The Contractor's Three Existing Projects Do Not Move Economically to the Company
The MOU neutralizes one major risk in this kind of transaction. Reshit Construction currently performs three real estate development projects for third parties that are unrelated to RAMI LEVY RE, and all profits, losses, deficits, receipts, rights, claims, and obligations arising from those projects will be attributed to the contractor's current controlling shareholder. RAMI LEVY RE is not expected to bear the economics of these projects.
That is an important protection. A company that acquires a contractor can inherit mispriced projects, budget overruns, and claims against customers. Here the structure tries to leave the past with the existing controller and bring mainly the future execution capability into RAMI LEVY RE. At the same time, the arrangement states that future profits, rights, management, and capital injections in the contractor will follow ownership percentages, except for special decisions.
The other side of that protection is that no proven backlog enters the group immediately. If the current projects are carved out, the value for RAMI LEVY RE will come only from future work, mainly in its own projects or in new contractor projects. Basic data is still missing: contractor revenue, profitability, debt, working capital, guarantees, customer concentration, and backlog that is not tied to the carved-out projects.
The Definitive Agreement Needs to Connect the Contractor to Rami Levy Real Estate's Projects
The MOU gives the parties 45 days to reach a definitive agreement, during which RAMI LEVY RE can perform due diligence. The current controller and the contractor committed not to negotiate with other parties during that period. Completion is also subject to conditions, including approval from the contractor registrar, the Competition Authority, and third parties, including banks if required.
The definitive agreement is where the event either becomes measurable economics or stays a strategic direction. It needs to show which services the contractor will provide to RAMI LEVY RE's projects, how service pricing will be set, who bears budget overruns, which guarantees are required, and what share of the work remains with external contractors. Without that detail, it is hard to know whether an internal execution arm will improve margins and timing or merely add a lower-margin operating business with a different risk profile than income-producing real estate.

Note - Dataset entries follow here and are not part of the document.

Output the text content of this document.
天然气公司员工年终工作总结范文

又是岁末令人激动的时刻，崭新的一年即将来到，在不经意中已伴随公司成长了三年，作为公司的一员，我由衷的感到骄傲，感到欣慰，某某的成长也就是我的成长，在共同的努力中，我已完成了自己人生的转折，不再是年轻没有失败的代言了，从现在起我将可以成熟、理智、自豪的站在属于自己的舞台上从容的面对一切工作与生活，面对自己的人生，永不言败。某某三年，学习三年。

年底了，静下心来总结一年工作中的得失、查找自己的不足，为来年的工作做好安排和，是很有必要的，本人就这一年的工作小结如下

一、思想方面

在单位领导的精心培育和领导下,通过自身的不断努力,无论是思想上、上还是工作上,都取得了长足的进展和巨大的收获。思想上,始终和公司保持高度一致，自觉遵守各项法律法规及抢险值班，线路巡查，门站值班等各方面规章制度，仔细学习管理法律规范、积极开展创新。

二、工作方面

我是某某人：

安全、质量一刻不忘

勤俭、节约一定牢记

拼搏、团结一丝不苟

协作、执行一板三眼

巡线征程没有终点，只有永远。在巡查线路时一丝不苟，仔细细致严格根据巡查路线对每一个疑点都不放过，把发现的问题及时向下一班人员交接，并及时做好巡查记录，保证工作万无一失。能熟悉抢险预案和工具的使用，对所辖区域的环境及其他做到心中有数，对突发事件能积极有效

There is also a distinction between quantitative materiality and strategic materiality. The company does not expect the investment to be quantitatively material, and the initial NIS 13 million amount is small relative to its project and asset base. The possible value lies in better control over execution processes, not in the size of the transaction itself. If the final agreement stays general, the event will remain mostly optionality. If it discloses price, responsibility, project linkage, and a clear timetable, it can become an execution tool that brings part of the pipeline closer to the financial statements.
Value Will Be Measured by Execution Pricing, Not by Ownership Alone
The proposed transaction is sharper than the ordinary headline suggests. RAMI LEVY RE is not paying a standard acquisition price. It is putting NIS 13 million into a contractor to receive control and build execution capacity closer to its development pipeline. The structure tries to avoid inheriting the contractor's problematic legacy projects, which is a real advantage. The next proof point is not merely signing a definitive agreement, but whether that agreement shows the contractor has a defined role in company projects at pricing that justifies the risk. Until then, this is a move that raises execution probability, not a proven addition to NOI, profit, or cash flow.